Durante l’incontro, infatti, è emersa da tutti i partecipanti, esperti e attivisti, la necessità che il bene storico diventi di proprietà pubblica per poter davvero sperare in un futuro. Lo ha detto il prof. Dringoli, parlando anche della valorizzazione dell’intero sistema fortificato della Valdiserchio e del confine pisano-lucchese, e citando altri esempi simili come la Fortezza del Volterraio; lo ha ribadito Italia Nostra, che ha proposto anche una pista ciclabile che colleghi Pisa a Lucca passando proprio da Ripafratta, che ne diventerebbe così lo snodo principale. Lo ha accettato anche il Comune, per bocca del Sindaco, nel momento in cui ha ammesso che l’unica via che si sta percorrendo adesso è proprio l’acquisizione pubblica della Rocca tramite una donazione dei proprietari.

Ed è del resto quello che sta chiedendo la petizione lanciata da Salviamo La Rocca da due mesi, e che ha raccolto oltre 2.000 firme. Proprio la petizione ha incassato il pesante sostegno di Confesercenti Toscana Nord, che la veicolerà attraverso gli esercizi commerciali associati, della pro loco di San Giuliano Terme e del Centro Commerciale Naturale di San Giuliano Terme, tutti presenti all’incontro di ieri. Simone Romoli, reponsabile area pisana di Confesercenti Toscana Nord, ha consegnato simbolicamente le prime firme raccolte al presidente di Salviamo La Rocca, Francesco Noferi.
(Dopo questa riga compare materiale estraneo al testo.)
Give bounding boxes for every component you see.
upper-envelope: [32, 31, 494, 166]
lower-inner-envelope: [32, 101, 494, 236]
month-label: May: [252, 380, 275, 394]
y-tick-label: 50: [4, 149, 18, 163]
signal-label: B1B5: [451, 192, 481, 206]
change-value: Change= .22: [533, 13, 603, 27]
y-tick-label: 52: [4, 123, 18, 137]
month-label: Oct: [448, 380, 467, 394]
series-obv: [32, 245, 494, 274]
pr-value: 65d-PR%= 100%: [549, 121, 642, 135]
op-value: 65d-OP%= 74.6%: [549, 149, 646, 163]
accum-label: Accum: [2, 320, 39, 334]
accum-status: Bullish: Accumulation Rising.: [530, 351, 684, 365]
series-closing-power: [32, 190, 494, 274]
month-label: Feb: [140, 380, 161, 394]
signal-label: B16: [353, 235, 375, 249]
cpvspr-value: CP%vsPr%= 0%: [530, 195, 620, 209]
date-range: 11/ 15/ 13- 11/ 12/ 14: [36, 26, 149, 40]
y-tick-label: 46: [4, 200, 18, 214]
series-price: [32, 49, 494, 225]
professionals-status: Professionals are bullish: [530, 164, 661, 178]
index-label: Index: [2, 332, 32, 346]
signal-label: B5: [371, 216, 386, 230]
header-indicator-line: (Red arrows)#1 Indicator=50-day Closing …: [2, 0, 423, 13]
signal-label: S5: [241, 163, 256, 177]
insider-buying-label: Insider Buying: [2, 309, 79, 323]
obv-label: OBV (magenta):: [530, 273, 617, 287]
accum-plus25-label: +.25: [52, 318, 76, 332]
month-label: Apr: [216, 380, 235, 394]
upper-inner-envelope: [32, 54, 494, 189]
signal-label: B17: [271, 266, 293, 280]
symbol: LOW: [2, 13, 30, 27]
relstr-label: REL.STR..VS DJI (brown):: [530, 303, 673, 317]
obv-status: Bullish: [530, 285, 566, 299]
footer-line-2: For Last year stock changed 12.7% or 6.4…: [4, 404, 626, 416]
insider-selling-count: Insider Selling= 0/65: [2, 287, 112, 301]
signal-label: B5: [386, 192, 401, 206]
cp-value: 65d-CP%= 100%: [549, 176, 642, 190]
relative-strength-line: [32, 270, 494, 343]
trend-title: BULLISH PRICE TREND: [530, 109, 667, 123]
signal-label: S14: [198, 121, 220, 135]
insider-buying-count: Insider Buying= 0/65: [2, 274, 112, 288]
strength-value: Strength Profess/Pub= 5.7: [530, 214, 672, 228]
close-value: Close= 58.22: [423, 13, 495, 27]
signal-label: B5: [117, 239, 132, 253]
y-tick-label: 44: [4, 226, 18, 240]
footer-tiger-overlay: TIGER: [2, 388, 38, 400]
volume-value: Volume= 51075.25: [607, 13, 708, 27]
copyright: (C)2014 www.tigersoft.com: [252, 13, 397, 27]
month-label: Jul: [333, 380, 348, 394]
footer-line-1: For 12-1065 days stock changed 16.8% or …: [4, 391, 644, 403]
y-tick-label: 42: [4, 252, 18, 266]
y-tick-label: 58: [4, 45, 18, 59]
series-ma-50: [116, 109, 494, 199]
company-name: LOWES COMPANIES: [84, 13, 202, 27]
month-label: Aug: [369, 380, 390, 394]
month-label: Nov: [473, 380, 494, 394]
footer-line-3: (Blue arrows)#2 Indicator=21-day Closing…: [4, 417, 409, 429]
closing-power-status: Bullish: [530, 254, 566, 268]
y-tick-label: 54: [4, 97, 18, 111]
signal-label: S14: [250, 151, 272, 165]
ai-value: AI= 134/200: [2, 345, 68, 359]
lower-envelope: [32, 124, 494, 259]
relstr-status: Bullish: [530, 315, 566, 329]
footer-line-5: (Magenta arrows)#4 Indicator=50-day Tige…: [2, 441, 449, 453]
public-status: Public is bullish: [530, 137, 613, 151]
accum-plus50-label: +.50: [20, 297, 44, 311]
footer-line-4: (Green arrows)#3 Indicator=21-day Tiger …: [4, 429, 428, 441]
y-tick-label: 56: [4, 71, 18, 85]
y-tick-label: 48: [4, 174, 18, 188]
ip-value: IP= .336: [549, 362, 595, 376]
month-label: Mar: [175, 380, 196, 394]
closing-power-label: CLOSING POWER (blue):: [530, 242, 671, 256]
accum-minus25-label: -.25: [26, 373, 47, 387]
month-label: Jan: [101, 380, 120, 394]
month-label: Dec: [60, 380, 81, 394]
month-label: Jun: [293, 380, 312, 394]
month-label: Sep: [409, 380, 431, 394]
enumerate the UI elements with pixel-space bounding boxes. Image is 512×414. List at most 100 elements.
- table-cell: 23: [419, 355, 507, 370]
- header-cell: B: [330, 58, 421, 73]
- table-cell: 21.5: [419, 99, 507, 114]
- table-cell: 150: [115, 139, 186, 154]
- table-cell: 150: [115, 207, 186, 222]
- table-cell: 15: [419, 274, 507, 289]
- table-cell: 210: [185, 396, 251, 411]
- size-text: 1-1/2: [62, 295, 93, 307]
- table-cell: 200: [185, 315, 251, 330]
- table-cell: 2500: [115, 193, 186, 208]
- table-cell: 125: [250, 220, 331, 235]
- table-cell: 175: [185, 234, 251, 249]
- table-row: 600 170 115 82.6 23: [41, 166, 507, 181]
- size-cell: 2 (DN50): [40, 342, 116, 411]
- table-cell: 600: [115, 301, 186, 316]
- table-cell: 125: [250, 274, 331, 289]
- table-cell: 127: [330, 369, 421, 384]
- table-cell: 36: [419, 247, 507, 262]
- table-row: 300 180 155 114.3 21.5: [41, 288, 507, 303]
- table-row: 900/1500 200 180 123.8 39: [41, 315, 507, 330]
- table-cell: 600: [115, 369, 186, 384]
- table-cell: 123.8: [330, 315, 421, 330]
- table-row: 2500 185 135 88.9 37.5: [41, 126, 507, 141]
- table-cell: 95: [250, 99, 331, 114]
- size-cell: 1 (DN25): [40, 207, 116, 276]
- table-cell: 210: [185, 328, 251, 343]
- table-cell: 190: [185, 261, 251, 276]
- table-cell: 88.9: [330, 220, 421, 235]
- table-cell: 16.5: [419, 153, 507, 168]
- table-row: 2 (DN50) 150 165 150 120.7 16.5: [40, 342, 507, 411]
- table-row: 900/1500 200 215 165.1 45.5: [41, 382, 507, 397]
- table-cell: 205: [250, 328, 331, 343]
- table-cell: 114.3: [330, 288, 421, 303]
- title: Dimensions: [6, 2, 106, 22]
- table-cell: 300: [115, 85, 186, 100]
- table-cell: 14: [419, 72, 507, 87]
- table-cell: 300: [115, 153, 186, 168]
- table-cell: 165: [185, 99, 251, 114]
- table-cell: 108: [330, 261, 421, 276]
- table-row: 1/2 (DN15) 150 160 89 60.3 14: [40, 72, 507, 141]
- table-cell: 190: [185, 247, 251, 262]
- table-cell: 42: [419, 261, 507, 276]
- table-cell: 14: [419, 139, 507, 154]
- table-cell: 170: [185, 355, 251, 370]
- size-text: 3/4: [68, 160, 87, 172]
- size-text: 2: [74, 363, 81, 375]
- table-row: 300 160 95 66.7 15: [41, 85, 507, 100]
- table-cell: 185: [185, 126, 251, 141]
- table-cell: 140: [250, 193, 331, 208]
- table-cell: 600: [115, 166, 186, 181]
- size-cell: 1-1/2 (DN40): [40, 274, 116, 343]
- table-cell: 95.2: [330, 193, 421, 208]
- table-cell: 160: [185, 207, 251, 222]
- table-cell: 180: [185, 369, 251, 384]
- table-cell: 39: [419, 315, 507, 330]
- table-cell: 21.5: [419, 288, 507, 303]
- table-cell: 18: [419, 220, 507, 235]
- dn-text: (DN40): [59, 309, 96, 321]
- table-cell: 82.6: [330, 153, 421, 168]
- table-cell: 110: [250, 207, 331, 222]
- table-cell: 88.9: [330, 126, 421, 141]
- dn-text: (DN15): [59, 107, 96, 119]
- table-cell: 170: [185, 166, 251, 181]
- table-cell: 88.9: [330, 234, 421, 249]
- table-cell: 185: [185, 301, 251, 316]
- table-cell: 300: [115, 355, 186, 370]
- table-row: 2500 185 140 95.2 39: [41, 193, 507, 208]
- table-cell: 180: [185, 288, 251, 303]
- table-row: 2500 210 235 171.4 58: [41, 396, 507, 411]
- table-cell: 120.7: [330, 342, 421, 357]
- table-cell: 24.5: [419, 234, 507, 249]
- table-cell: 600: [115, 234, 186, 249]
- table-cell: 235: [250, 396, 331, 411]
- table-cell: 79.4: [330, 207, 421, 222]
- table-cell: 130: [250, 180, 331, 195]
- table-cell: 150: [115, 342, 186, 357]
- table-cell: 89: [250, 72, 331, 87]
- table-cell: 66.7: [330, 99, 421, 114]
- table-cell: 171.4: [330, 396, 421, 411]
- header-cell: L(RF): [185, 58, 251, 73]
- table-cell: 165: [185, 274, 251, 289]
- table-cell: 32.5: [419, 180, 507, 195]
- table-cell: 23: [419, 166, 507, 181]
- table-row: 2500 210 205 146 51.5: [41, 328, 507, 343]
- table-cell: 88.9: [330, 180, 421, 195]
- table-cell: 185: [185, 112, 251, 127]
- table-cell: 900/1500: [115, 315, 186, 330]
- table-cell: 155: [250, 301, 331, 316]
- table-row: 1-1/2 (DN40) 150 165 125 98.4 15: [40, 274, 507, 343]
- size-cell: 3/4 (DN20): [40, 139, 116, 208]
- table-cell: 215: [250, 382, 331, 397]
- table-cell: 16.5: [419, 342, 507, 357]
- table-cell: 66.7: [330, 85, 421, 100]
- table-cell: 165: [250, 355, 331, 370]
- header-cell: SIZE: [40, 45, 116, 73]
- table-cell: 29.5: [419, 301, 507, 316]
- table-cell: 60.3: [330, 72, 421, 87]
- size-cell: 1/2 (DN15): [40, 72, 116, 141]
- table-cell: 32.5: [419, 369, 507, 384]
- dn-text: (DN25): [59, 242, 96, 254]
Davvero significativo l’intervento delle insegnanti della I F della scuola secondaria di primo grado “E. Fermi” dell’Istituto Gereschi di Pontasserchio, che hanno presentato il lavoro dei loro studenti sulla Rocca, una vera e propria progettazione sul recupero del bene storico e sui suoi possibili utilizzi. Ma soprattutto, una bella lettera che i ragazzi hanno indirizzato al Presidente della Repubblica Sergio Mattarella, invitandolo simbolicamente a farsi carico della questione e a venire a Ripafratta.

Adesso l’appuntamento è per domani, sabato 10 giugno, giorno di inizio della Festa della Rocca, mai come quest’anno al centro dell’attenzione. All’inaugurazione, prevista per le ore 19.00 presso il cortile di Villa Danielli Stefanini a Ripafratta, ha annunciato la partecipazione anche l’on. Maria Chiara Carrozza, parlamentare pisana, già ministro dell’Istruzione, dell’Università e della Ricerca. Altre autorità locali e regionali sono attese, e ci si aspetta che sia l’occasione per avviare un concreto coinvolgimento delle istituzioni nel percorso di recupero, uscendo finalmente dall’ambito locale. Invitiamo tutti i soci, gli amici e i sostenitori a essere presenti, domani tutto il giorno ma soprattutto alle 19!